Ese poder es nuestra herencia y seguimos teniéndolo, pero es que además, esto nos da una pista muy veraz de cómo funciona este mundo. El Hombre no crea desde cero, pero su tarea es infinita, porque tiene que hacer, principalmente, dos cosas: cultivar y cuidar lo creado. O sea, el hombre tiene por deber aumentar el poder de lo creado, ser capaz de hacer que dé fruto, y ser capaz de mantenerlo y transmitirlo. Y la palabra sigue siendo una herramienta fundamental para poder hacerlo. Pienso que, además, tiene también el deber de admirar lo creado… se admira lo que se ama, y al revés.

Una herramienta (in)falible

Pero es innegable que esta herramienta, como ocurre con todas las herramientas, puede ser bien y mal utilizada. La palabra se deja maltratar, no se rebela, no está en su naturaleza negarse a salir de la boca o borrarse a sí misma de un escrito o del corazón… su único desafío es que en el fondo, sigue significando lo que su esencia marca, seamos nosotros ignorantes o no de ello, mercadeemos con ella o la respetemos, la utilicemos para el bien o para el mal. Podemos llevarla y traerla, pervertirla o amarla, utilizarla para la mentira o para la verdad, pero ella sigue siendo fiel a sí misma, a su significado auténtico, que no cambia a pesar de nuestra voluntad y falta de cuidado o ignorancia. La verdad no se impone, ni convence por la fuerza, simplemente es y se basta a sí misma.

Todos hemos oído la expresión «ser un hombre de palabra», o que hubo un tiempo en que los tratos se cerraban de palabra y con un apretón de manos. Algunos tenemos la suerte de haber conocido a personas así, para quienes su palabra valía tanto como ellos, de hecho, su palabra y ellos eran lo mismo.

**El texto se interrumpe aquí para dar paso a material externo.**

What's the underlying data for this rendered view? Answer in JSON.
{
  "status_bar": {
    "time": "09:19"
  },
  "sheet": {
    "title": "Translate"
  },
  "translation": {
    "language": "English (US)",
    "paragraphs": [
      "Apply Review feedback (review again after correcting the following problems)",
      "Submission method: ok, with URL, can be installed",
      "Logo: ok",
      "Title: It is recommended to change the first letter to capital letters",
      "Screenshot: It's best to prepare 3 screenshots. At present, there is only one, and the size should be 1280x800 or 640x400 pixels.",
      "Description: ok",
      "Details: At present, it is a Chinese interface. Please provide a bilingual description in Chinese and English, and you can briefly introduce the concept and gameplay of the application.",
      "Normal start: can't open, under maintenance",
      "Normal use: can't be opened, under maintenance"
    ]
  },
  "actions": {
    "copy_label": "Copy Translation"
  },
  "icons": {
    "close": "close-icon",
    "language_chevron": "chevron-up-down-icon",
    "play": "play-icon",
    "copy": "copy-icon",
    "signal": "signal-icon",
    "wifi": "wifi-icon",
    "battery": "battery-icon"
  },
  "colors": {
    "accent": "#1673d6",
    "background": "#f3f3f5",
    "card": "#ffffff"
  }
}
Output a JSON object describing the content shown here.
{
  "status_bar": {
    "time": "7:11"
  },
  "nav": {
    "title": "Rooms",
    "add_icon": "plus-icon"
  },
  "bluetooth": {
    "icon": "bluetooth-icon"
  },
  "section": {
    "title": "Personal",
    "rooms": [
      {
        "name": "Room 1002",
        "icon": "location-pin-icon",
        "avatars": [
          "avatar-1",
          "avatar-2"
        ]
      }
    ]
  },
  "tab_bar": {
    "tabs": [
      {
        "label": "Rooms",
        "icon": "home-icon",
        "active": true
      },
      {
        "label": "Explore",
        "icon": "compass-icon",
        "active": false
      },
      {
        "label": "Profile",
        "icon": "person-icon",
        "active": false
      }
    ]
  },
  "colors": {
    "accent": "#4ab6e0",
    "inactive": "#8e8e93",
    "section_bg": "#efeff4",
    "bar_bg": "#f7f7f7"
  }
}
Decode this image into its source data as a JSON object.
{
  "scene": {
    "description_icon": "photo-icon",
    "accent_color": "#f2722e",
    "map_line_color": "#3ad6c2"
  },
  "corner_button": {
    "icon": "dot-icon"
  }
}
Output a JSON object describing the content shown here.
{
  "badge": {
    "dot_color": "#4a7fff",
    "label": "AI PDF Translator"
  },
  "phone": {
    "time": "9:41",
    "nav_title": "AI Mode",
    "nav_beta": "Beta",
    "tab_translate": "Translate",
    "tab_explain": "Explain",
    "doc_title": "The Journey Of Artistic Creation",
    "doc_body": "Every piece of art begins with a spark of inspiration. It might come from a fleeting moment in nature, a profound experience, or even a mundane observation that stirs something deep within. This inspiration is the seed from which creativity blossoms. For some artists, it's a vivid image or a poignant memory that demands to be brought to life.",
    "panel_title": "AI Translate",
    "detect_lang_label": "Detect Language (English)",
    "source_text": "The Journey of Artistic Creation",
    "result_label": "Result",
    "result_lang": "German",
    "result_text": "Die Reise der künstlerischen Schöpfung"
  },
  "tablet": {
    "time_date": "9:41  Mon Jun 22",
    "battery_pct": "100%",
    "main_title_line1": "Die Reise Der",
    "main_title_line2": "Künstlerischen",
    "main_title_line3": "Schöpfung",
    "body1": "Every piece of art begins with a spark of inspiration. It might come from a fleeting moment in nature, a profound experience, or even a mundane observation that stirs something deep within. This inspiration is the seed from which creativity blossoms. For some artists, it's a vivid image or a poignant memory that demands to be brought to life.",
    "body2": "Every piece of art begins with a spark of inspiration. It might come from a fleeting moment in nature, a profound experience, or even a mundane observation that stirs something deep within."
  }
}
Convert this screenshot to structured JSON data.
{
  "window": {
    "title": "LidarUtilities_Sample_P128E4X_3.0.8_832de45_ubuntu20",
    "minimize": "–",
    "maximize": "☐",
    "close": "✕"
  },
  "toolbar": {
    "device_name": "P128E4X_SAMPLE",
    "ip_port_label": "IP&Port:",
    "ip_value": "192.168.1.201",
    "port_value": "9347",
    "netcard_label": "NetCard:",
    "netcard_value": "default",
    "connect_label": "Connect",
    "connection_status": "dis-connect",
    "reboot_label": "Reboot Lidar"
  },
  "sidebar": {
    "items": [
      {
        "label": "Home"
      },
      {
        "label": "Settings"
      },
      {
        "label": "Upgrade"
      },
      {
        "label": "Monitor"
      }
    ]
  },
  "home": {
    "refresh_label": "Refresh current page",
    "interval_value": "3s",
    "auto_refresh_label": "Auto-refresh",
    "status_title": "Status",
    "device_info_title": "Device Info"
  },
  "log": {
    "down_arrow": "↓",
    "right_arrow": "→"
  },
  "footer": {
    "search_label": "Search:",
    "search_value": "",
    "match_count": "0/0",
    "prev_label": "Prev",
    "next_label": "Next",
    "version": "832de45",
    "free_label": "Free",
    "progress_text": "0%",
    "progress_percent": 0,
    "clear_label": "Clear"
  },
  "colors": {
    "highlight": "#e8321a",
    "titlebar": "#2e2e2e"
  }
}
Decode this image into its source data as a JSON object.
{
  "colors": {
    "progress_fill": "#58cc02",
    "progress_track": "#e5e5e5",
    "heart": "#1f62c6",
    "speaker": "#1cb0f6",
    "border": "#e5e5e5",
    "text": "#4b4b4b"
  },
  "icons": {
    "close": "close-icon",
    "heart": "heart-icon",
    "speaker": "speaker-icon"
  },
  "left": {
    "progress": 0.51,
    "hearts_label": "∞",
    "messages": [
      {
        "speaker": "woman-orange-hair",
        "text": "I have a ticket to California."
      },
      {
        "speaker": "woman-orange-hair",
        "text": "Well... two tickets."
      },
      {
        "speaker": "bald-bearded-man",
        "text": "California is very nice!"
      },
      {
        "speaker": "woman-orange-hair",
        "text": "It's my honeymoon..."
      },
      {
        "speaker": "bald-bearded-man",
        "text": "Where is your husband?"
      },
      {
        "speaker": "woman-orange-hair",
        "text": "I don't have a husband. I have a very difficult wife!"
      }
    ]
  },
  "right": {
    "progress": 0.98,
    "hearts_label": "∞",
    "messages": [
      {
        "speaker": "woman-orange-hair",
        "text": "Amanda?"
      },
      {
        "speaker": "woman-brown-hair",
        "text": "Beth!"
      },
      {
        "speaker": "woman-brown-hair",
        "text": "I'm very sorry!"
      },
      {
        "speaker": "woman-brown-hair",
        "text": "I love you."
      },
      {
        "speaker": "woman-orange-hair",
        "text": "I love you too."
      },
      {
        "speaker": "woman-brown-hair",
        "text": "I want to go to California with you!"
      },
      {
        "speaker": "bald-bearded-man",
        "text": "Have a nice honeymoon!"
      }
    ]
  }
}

«Te doy mi palabra» todavía debería significar algo entre nosotros. Dice Ibn Hazm (Córdoba, 994-1063) en «El collar de la paloma», que conoció a un amante que le decía a su amada: «Hazme una promesa aunque no vayas a cumplirla». Y añade: «Se tenía por pagado con el consuelo que le daba la promesa, aunque fuese falaz».

Nuestro compromiso

Así de poderosa es la palabra aún hoy, por suerte, para quienes aceptan este poder y deciden vivir en coherencia con él, como monjes guerreros dedicados en cuerpo y alma a una idea. La palabra por lo que es, por lo que representa, por a dónde nos lleva, por lo que nos da y por lo que somos capaces de construir con ella, por lo que nos hace sentir, por lo que nos enseña, porque es fundamental y merece respeto, porque no puede defenderse a sí misma frente a los abusos de los desalmados.

Por eso, mercaderes de la palabrería, proxenetas de la verdad, no penséis que vais a saliros con la vuestra porque nos inundéis con un chorro de pobres palabras prostituidas y esclavas de vuestra mentira y vuestros intereses. Sabemos leer entre líneas y vuestra amenaza no nos asusta. Nos hemos entregado a la palabra, hemos prometido, en nuestra alma, defenderla. La amamos, no nos servimos de ella. Podéis intentar ahogarnos en la marea de vuestra indignidad, malos de pacotilla, pero no vais a poder con nosotros. Quizá no seamos más, pero sí somos más fuertes: valemos lo que nuestra palabra. Y nos hemos comprometido con la verdad.